As lágrimas vieram-me aos olhos ao ler este belo texto. Também eu passei nesse quintal os melhores momentos da minha infância. Eram pessoas especiais. Jamais levantavam a voz. Entravam, com sabedoria no mundo infantil, enriquecendo-o. Bem-hajas por essa merecida lembrança.
Que lindo Maggysinha.
Adorei.
Já sabes quando vens?
Tens de planear bem para dar para todos.
Arega & Cª
Minha Boneca,
Aquele abraço, cheio de saudades!
Tua filhota,
Maggyzinha
Arega & Cª
Daqui a umas duas semanas, o mais tardar, marco a passagem de avião para ir a Portugal em Dezembro.
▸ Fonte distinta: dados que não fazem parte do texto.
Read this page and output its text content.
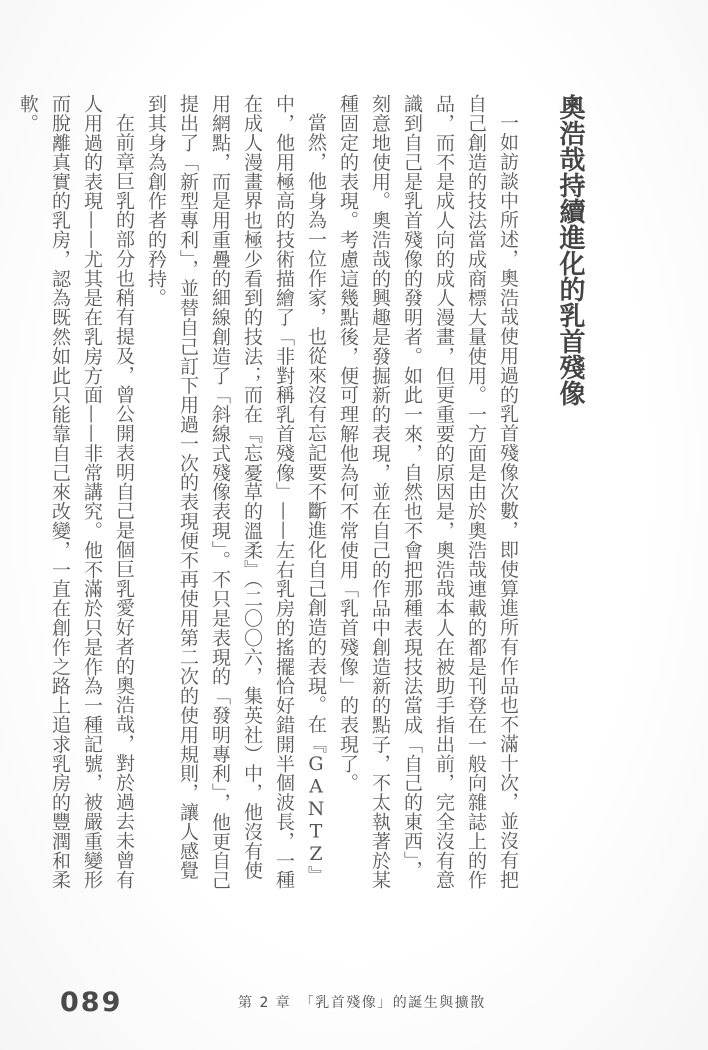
奧浩哉持續進化的乳首殘像

一如訪談中所述，奧浩哉使用過的乳首殘像次數，即使算進所有作品也不滿十次，並沒有把自己創造的技法當成商標大量使用。一方面是由於奧浩哉連載的都是刊登在一般向雜誌上的作品，而不是成人向的成人漫畫，但更重要的原因是，奧浩哉本人在被助手指出前，完全沒有意識到自己是乳首殘像的發明者。如此一來，自然也不會把那種表現技法當成「自己的東西」，刻意地使用。奧浩哉的興趣是發掘新的表現，並在自己的作品中創造新的點子，不太執著於某種固定的表現。考慮這幾點後，便可理解他為何不常使用「乳首殘像」的表現了。

當然，他身為一位作家，也從來沒有忘記要不斷進化自己創造的表現。在『GANTZ』中，他用極高的技術描繪了「非對稱乳首殘像」——左右乳房的搖擺恰好錯開半個波長，一種在成人漫畫界也極少看到的技法；而在『忘憂草的溫柔』（二〇〇六，集英社）中，他沒有使用網點，而是用重疊的細線創造了「斜線式殘像表現」。不只是表現的「發明專利」，他更自己提出了「新型專利」，並替自己訂下用過一次的表現便不再使用第二次的使用規則，讓人感覺到其身為創作者的矜持。

在前章巨乳的部分也稍有提及，曾公開表明自己是個巨乳愛好者的奧浩哉，對於過去未曾有人用過的表現——尤其是在乳房方面——非常講究。他不滿於只是作為一種記號，被嚴重變形而脫離真實的乳房，認為既然如此只能靠自己來改變，一直在創作之路上追求乳房的豐潤和柔軟。

089	第 2 章　「乳首殘像」的誕生與擴散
Eu estava a pensar passar dois dias por aí, se me deres guarida. Temos tanto que conversar! Também já não tenho idade para paragens 'in extremis' de um jipe sobre o passeio da estação de Coimbra-B e depois correr loucamente, com o coração a saltar pela boca, para apanhar o alfa.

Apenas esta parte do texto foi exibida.